Alaska contains some of North America’s greatest energy resources. The Resource Development Council for Alaska, Inc. has the figures:
A U.S. Department of Energy report estimates the recoverable oil reserves on the North Slope to be 22 billion barrels, including reserves from existing fields, as well as undiscovered resources. Natural gas estimates reach as high as 124 trillion cubic feet (tcf).
A revised U.S. Geological Survey assessment of the National Petroleum Reserve-Alaska (NPR-A) resulted in an estimate of 8.8 billion barrels of oil, up from 900 million barrels of oil in a 2011 study. An assessment of the 1002 Area of the Arctic National Wildlife Refuge (ANWR) gave a mean estimate of 7.8 billion barrels of technically recoverable oil.
The Alaska Outer Continental Shelf (OCS) constitutes one of the world’s largest untapped resources potentially reaching as high as 26 billion barrels of oil and 132 tcf of natural gas, with the majority being in the Chukchi Sea. In February 2008, the second most successful oil and gas lease sale in the history of the United States took place, covering millions of acres in the Chukchi Sea. The sale raised a record $2.7 billion in federal revenue.
These resources are vital. Fever dreams of leftist environmental activists aside, our entire modern technological society is utterly dependent on gas and oil, not just for energy production but also for fabricating everything from tires to cellular phones. Our current way of life is impossible without petroleum and natural gas.
Environmental activists attack energy production everywhere it happens, of course. But there’s something about Alaska production that really sets them off – to the point where a lot of outside money is involved in trying to shut Alaskan production down.
In Alaska, environmentalists are pushing to kill energy production through massive tax hikes. Despite oil and gas making up one half of Alaska’s entire economy, green groups have been working to pass a 40% tax on oil and gas production that would devastate Alaska’s energy industry and the local economy.
To punish privately held companies that can’t be easily browbeat into their climate agenda through public pressure campaigns, they also proposed targeting these oil & gas companies with even higher tax increases.
The Alaska Center – previously known as the Alaska Center for the Environment – is one of the main drivers of this campaign, and they nearly succeeded in recent months. They are funded by national climate groups like the League of Conservation Voters and Tides Advocacy Fund and work to help elect allies in the state legislature that will do their bidding. They also work closely with the radical group Sierra Club, whose Executive Director Ben Jealous is slated to visit Alaska later this Summer.
A 40 percent increase in energy production taxes would be catastrophic. It would increase prices on energy (which increases prices on everything); and it will cost hundreds, if not thousands, of Alaska jobs, many of which are in impoverished remotes areas, often predominantly-Native areas. Fortunately — for now — Alaska Governor Dunleavy is on the side of sanity. But what happens after the next election? Energy security should not be so easily influenced.

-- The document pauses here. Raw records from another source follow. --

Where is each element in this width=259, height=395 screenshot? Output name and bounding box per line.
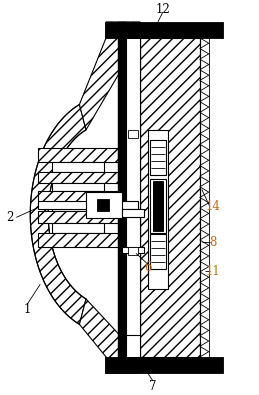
Bar bbox=[38, 201, 138, 209]
Bar bbox=[150, 234, 166, 269]
Text: 12: 12 bbox=[156, 4, 170, 17]
Polygon shape bbox=[30, 104, 86, 324]
Bar bbox=[52, 184, 104, 192]
Bar bbox=[150, 139, 166, 175]
Text: 8: 8 bbox=[209, 236, 217, 249]
Text: 7: 7 bbox=[149, 380, 157, 393]
Text: 1: 1 bbox=[24, 303, 31, 316]
Polygon shape bbox=[80, 22, 140, 130]
Bar bbox=[38, 192, 118, 203]
Bar bbox=[153, 181, 163, 231]
Bar bbox=[128, 247, 138, 255]
Bar bbox=[126, 215, 140, 335]
Bar bbox=[38, 148, 118, 162]
Bar bbox=[52, 162, 104, 171]
Bar bbox=[105, 22, 223, 38]
Bar bbox=[38, 171, 118, 184]
Bar bbox=[38, 211, 118, 223]
Bar bbox=[52, 223, 104, 233]
Text: 6: 6 bbox=[144, 261, 152, 274]
Bar bbox=[140, 38, 200, 357]
Bar bbox=[128, 130, 138, 137]
Bar bbox=[122, 247, 144, 253]
Bar bbox=[126, 38, 140, 357]
Bar bbox=[122, 209, 144, 217]
Bar bbox=[150, 179, 166, 233]
Polygon shape bbox=[80, 299, 140, 373]
Bar bbox=[105, 357, 223, 373]
Bar bbox=[86, 192, 122, 218]
Text: 14: 14 bbox=[205, 200, 220, 213]
Bar bbox=[97, 199, 109, 211]
Bar bbox=[52, 203, 104, 211]
Bar bbox=[148, 130, 168, 289]
Bar bbox=[90, 196, 118, 215]
Text: 11: 11 bbox=[205, 265, 220, 278]
Bar bbox=[118, 22, 126, 373]
Bar bbox=[38, 233, 118, 247]
Text: 2: 2 bbox=[7, 211, 14, 224]
Bar bbox=[153, 184, 163, 229]
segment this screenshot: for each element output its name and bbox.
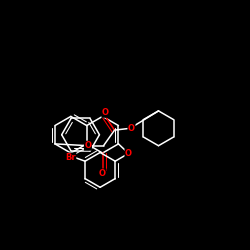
Text: O: O xyxy=(84,141,91,150)
Text: Br: Br xyxy=(65,153,76,162)
Text: O: O xyxy=(99,169,106,178)
Text: O: O xyxy=(125,149,132,158)
Text: O: O xyxy=(128,124,135,133)
Text: O: O xyxy=(102,108,109,117)
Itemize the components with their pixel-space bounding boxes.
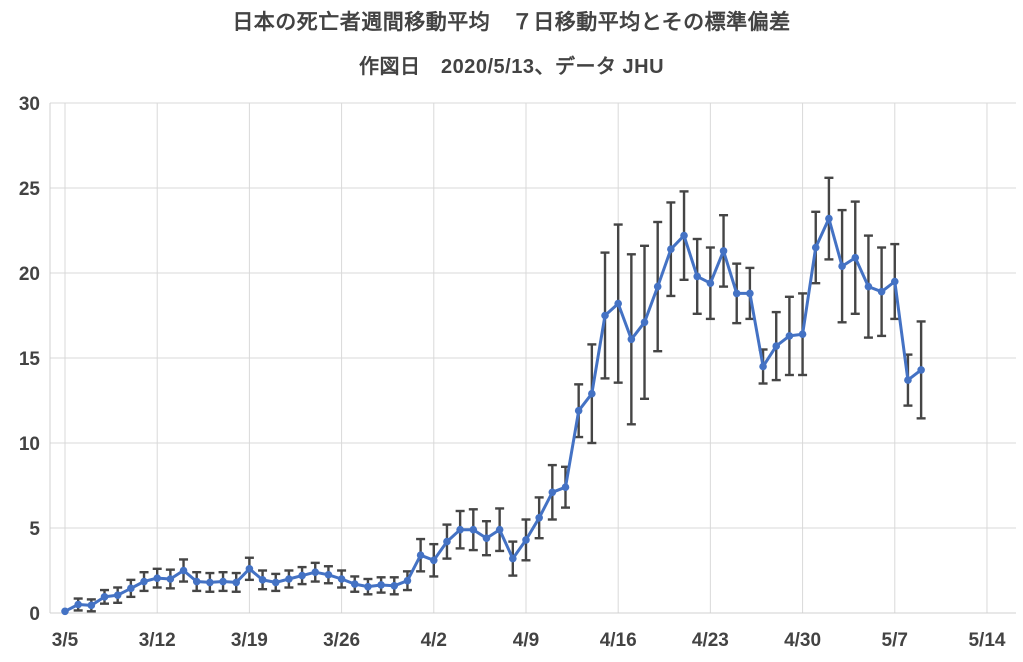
data-point [403, 576, 412, 585]
data-point [680, 231, 688, 240]
data-point [746, 289, 754, 298]
data-point [601, 311, 609, 320]
data-point [719, 247, 728, 255]
x-tick-label: 3/26 [323, 630, 360, 651]
data-point [285, 575, 293, 583]
data-point [904, 376, 912, 384]
data-point [324, 570, 333, 579]
x-tick-label: 3/12 [139, 630, 176, 651]
x-tick-label: 4/30 [784, 630, 821, 651]
data-point [87, 601, 96, 610]
data-points [61, 214, 925, 616]
data-point [917, 366, 925, 374]
data-point [877, 287, 886, 296]
x-axis-tick-labels: 3/5 3/12 3/19 3/26 4/2 4/9 4/16 4/23 4/30 5/7 5/14 [52, 630, 1006, 651]
data-point [535, 514, 543, 522]
data-point [759, 362, 767, 371]
series-line [63, 217, 923, 613]
data-point [482, 534, 491, 542]
data-point [574, 406, 583, 415]
data-point [495, 525, 504, 534]
data-point [192, 577, 201, 586]
data-point [140, 577, 148, 586]
data-point [667, 245, 675, 253]
data-point [245, 565, 254, 573]
data-point [653, 282, 662, 291]
y-tick-label: 10 [19, 434, 40, 455]
data-point [614, 299, 622, 308]
x-tick-label: 4/16 [600, 630, 637, 651]
data-point [179, 566, 188, 575]
data-point [271, 578, 280, 587]
x-tick-label: 4/23 [692, 630, 729, 651]
data-point [627, 335, 636, 344]
y-tick-label: 15 [19, 349, 41, 370]
data-point [153, 574, 161, 582]
data-point [429, 556, 438, 565]
data-point [390, 582, 399, 590]
y-axis-tick-labels: 0 5 10 15 20 25 30 [19, 94, 41, 625]
data-point [851, 253, 860, 262]
error-bars [73, 176, 926, 613]
y-tick-label: 30 [19, 94, 40, 115]
data-point [522, 536, 530, 544]
x-tick-label: 5/7 [882, 630, 908, 651]
data-point [61, 607, 69, 616]
data-point [113, 591, 122, 599]
data-point [127, 584, 135, 593]
data-point [548, 488, 557, 497]
data-point [456, 525, 464, 534]
x-tick-label: 4/9 [513, 630, 539, 651]
data-point [74, 600, 82, 609]
data-point [206, 578, 214, 587]
y-tick-label: 25 [19, 179, 41, 200]
data-point [232, 578, 241, 587]
data-point [811, 243, 820, 252]
y-tick-label: 5 [29, 519, 40, 540]
data-point [772, 342, 781, 350]
data-point [838, 262, 846, 271]
data-point [364, 582, 372, 591]
x-tick-label: 3/19 [231, 630, 268, 651]
x-tick-label: 3/5 [52, 630, 79, 651]
data-point [825, 214, 833, 223]
data-point [864, 282, 873, 291]
data-point [100, 593, 109, 601]
y-tick-label: 0 [29, 604, 40, 625]
data-point [443, 537, 451, 546]
x-tick-label: 5/14 [968, 630, 1005, 651]
data-point [166, 575, 175, 583]
data-point [258, 576, 267, 584]
data-point [311, 568, 320, 576]
data-point [588, 389, 596, 398]
data-point [706, 279, 715, 288]
data-point [469, 525, 478, 534]
moving-average-line [63, 217, 923, 613]
axis-lines [49, 103, 1016, 614]
data-point [298, 571, 306, 580]
data-point [693, 272, 702, 281]
data-point [509, 554, 517, 563]
data-point [219, 577, 227, 586]
data-point [377, 581, 385, 589]
data-point [337, 575, 346, 583]
data-point [416, 551, 425, 559]
data-point [350, 580, 359, 588]
data-point [890, 277, 899, 286]
data-point [561, 483, 570, 492]
data-point [798, 330, 807, 339]
data-point [785, 332, 794, 340]
x-tick-label: 4/2 [421, 630, 447, 651]
gridlines [50, 102, 1016, 614]
data-point [640, 318, 649, 327]
data-point [732, 289, 741, 298]
y-tick-label: 20 [19, 264, 40, 285]
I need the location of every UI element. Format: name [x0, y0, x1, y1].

The environmental groups love to run ads against Alaskan energy production, often showing gorgeous images of mountains covered in spruce, herds of caribou, and pristine lakes. There is, after all, a lot of beautiful, pristine scenery in Alaska. There’s a compelling argument to be made for keeping it that way.
We can, however, have our cake and eat it too in this case; we can develop our oil and gas resources, and still have ample unspoiled countryside. We are talking, after all, about a state that is so huge that it’s often hard for folks from the Lower 48 to understand. And most of the development is not in those gorgeous, pristine areas, but in desolate coastal tundra.
Here’s the problem Alaskan energy developers face: Alaska is a huge state geographically, but it’s a small state politically. Only Vermont and Wyoming having smaller populations—and our population is spread over a state that’s almost three times the size of Texas. The Great Land’s sole Representative and two Senators give it a paltry three Electoral College votes, and the state votes very reliably Republican in presidential elections, meaning we get pretty much ignored in national politics.
Candidly, Alaska is a place most people never see except on a TV screen, and even then, they only see the most scenic bits. That means environmental activists can throw Alaska under the energy-production bus by pouring billions into advertising and campaigning against exploiting Alaska’s rich energy resources. Even though it’s half of Alaska’s economy, it is vulnerable to outside influences, and so are all the good-paying jobs—as I mentioned, many in remote, predominantly Native areas—that go with it.
The energy-producing states need to up their game. Alaska, fortunately, isn’t alone in this struggle. Texas, Louisiana, Pennsylvania, and West Virginia have all faced similar campaigns. Attempts by the Biden Administration to rule the energy sector by fiat have been slapped down. And there are signs that sanity is beginning to return to this issue. We can find our way to sanity, too. Remember when America was a net energy producer, only a few short months ago?
In the end this will all come down to one question: Do we want a modern, technological society, or do we not? Because that modern technological society cannot exist without gas and oil, and Alaska has vast resources — vast, domestic resources.